SEPTEMBER 24, 2017 BY 

Article adapted from Steamboat Today 

The number of utility companies in the Mountain West announcing plans to shutter coal-fired power plants in the face of competition from increasingly economical natural gas is growing from a steady stream into a river this year. And there may be implications for the coal  and power plant industries in Northwest Colorado.

University of Colorado faculty member and Steamboat Springs resident Paul Komor, an expert on the subject, will discuss the market forces affecting the future of coal here Sept. 26 in a “Talking Green” event sponsored by the Yampa Valley Sustainability Council.

“From a coal perspective, it’s pretty clear what’s going on, and it’s not good for the coal industry,” Komor said Sept. 19.

He was CU’s energy education director from 2009 to 2014 and is currently a faculty affiliate of CU’s Environmental Studies department. Previously, he was a project director at the U.S. Congress’ Office of Technology Assessment, where he worked with House and Senate Committees in evaluating energy legislation.

“Nucla (Tri-State power plant) is going to shut down, New Horizon (coal mine) announced it will close, and last month Excel Energy announced it would shut two of three units at Comanche (Generating Station) outside Pueblo,” he added.

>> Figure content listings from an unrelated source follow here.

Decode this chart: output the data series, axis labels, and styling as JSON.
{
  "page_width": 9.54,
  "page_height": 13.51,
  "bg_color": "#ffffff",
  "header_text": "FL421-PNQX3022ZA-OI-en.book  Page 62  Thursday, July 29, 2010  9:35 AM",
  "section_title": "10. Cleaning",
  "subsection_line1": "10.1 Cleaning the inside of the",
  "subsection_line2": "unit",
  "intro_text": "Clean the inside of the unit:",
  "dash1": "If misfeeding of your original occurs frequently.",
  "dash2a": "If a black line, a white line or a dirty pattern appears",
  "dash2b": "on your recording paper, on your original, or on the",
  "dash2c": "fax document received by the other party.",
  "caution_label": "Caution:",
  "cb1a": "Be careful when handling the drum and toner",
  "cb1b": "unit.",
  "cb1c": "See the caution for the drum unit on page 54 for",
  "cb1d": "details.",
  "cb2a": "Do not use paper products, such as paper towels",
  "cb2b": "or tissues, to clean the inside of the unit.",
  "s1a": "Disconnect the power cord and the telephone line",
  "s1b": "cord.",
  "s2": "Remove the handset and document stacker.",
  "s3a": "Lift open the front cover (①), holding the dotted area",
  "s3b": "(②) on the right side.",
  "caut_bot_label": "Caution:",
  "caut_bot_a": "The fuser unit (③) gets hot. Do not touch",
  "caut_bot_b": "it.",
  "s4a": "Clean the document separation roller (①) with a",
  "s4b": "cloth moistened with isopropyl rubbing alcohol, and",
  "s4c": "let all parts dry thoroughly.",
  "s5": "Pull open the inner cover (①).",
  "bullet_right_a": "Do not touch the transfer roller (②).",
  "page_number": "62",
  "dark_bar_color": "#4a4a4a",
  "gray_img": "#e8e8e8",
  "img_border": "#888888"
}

In July, Idaho Power announced it was planning to close two units at the enormous Jim Bridger Power Plant — one in 2028 and the other in 2028. The utility also has plans to close coal power plants in Nevada and Oregon.

Closer to home, the five owners of the three-unit Craig Station power plant agreed with federal agencies a year ago that the 427-megawatt Craig Station unit one would be retired by Dec. 31, 2025, to satisfy a federal regulation regarding haze created by coal-fired power plants.

But the real kicker was the announcement this year that the giant Navajo Power Plant near Page, Arizona, will close by 2019. The four utilities that have a stake in the plant cited the relative economy over time of purchasing natural gas to generate power, in announcing their plans.

“Worldwide, in most countries, coal is falling off the cliff,” Komor said. “But in the U. S., in particular, natural gas is proving to be a preferred option for generation. It’s plentiful, and it’s economical to begin with,” due to the technologies involved in fracking shale to get at the gas.

The price of coal per btu is currently lower than natural gas, but the cost of gas has been steadily dropping. 

U.S. News and World Report reports that natural gas claimed a greater share of U.S. power generation for the first time in 2016 after a sharp rise that began in about 2012. And despite increased demand for gas, prices continue to fall with improving technology.

And power generation companies are looking at their aging coal-fired plants, the cost to outfit them with new emission controls, the relative cost of building and operating the two kinds of power plants, and betting on gas for the future.